The secret ingredient? Trust.  

Trust isn't something sold through advertising. It has to be built through interaction and great design. This got me thinking; what has Airbnb done to capture the minds and hearts of Australian baby boomers? More importantly, what lessons could we apply to other businesses?

Interaction builds community

At the heart of Airbnb's success is undoubtedly how they fuel community. While their ads do a stellar job of making us believe we can ‘belong anywhere’, it’s their online experience, designed for building trust and connection that makes us actually believe them.

One of these cues is confirmation signals such as green tick or smiley face to indicate progression encouraging users to fill out their profile and get comfortable with injecting their personality into their listing.

Airbnb’s comforting language peppered throughout the site like ‘welcome home’ cements these feelings of trust. This shifts it from faceless digital brand to a new friend. This is likely to be a radically different experience for baby boomers than their previous interactions with tech companies.

By participating in something, we change behaviour.

As a marketer, the hardest yet most important task is to encourage participation. Although Gen Y’s may have an active ‘social’ network, personal recommendations are really important to boomers. Airbnb has tapped into their behaviour by giving an incentive of $135 for a successful host referral. While that sort of money sounds insane for acquiring users, Airbnb has instilled trust in it’s hosts and are ready to reward them for recruiting active users.  

How can you delight me? 

Often it’s not obvious, but generosity and subsequent feelings of delight fuels connection. It’s all the seemingly little things your brand can do to make someone feel known, important and that they are getting so much more from having your product in their life.

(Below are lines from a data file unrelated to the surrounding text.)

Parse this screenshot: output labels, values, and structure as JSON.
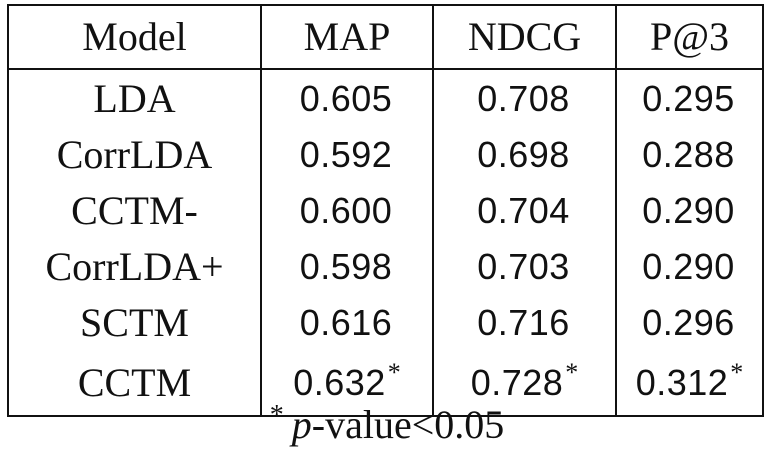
{
  "table": {
    "headers": [
      "Model",
      "MAP",
      "NDCG",
      "P@3"
    ],
    "rows": [
      {
        "model": "LDA",
        "map": "0.605",
        "map_sig": "",
        "ndcg": "0.708",
        "ndcg_sig": "",
        "p3": "0.295",
        "p3_sig": ""
      },
      {
        "model": "CorrLDA",
        "map": "0.592",
        "map_sig": "",
        "ndcg": "0.698",
        "ndcg_sig": "",
        "p3": "0.288",
        "p3_sig": ""
      },
      {
        "model": "CCTM-",
        "map": "0.600",
        "map_sig": "",
        "ndcg": "0.704",
        "ndcg_sig": "",
        "p3": "0.290",
        "p3_sig": ""
      },
      {
        "model": "CorrLDA+",
        "map": "0.598",
        "map_sig": "",
        "ndcg": "0.703",
        "ndcg_sig": "",
        "p3": "0.290",
        "p3_sig": ""
      },
      {
        "model": "SCTM",
        "map": "0.616",
        "map_sig": "",
        "ndcg": "0.716",
        "ndcg_sig": "",
        "p3": "0.296",
        "p3_sig": ""
      },
      {
        "model": "CCTM",
        "map": "0.632",
        "map_sig": "*",
        "ndcg": "0.728",
        "ndcg_sig": "*",
        "p3": "0.312",
        "p3_sig": "*"
      }
    ]
  },
  "footnote": {
    "marker": "*",
    "p": "p",
    "rest": "-value<0.05"
  }
}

Airbnb does a fabulous job with design and copy but brings it home with surprising freebies making the brand feel real. One of these features is their offer of professional photography free for every host. This takes the stress out of baby boomer’s minds that they won’t successfully upload beautiful photos and won’t get booked. 

Replacing moments of stress with joy is key to building a thriving business.

Another way Airbnb delights its users is by randomly selecting and featuring them as heroes in their campaigns. In the busiest streets of Australia and around the world, billboards featuring everyday stories of how hosting has helped them achieve their dreams through this unexpected income stream. While this brings a genuine face to the brand, it also builds morale amongst baby boomers who can relate to the faces and stories displayed around the city. 

Dreams stimulate demand

Granted, not all businesses operate in a category as sexy as travel.

However, pretty much every business can stimulate demand by tapping into dreams. One way Airbnb does this is by inventing weird and wacky categories and promoting them on the market. One example is seasonal discounts on all treehouses and tepees used stimulate demand in typically flatter periods. 

These wacky concepts make people curious and get them to think outside their normal holiday. This tactic works particularly well for baby boomers who have more time on their hands, higher dispensable income and a growing appetite for experiences that are out of the norm. It also is SEO gold as bizarre keywords can grab attention and drive traffic to your website for often quite reasonable prices.


I don’t know about you but ‘20% of tree houses’ perks my interest.

Another way to play with dreams is by being inventive with competitions. Airbnb have done a fabulous job with this by taking unthinkable locations and turning them into a home for the night. My personal favourite was the transformation of Fenway stadium, home of the Boston Red Sox into a liveable space for the night. The couple who won have been married for sixty plus years and were over joyed to spend the night in a place that means the world to them. 

What I’ve learned is that Australian baby boomers are not technophobes. If anything, digital brands need to work a harder to be more human; to create experiences that signal success through simple interactions and create a personality we can trust.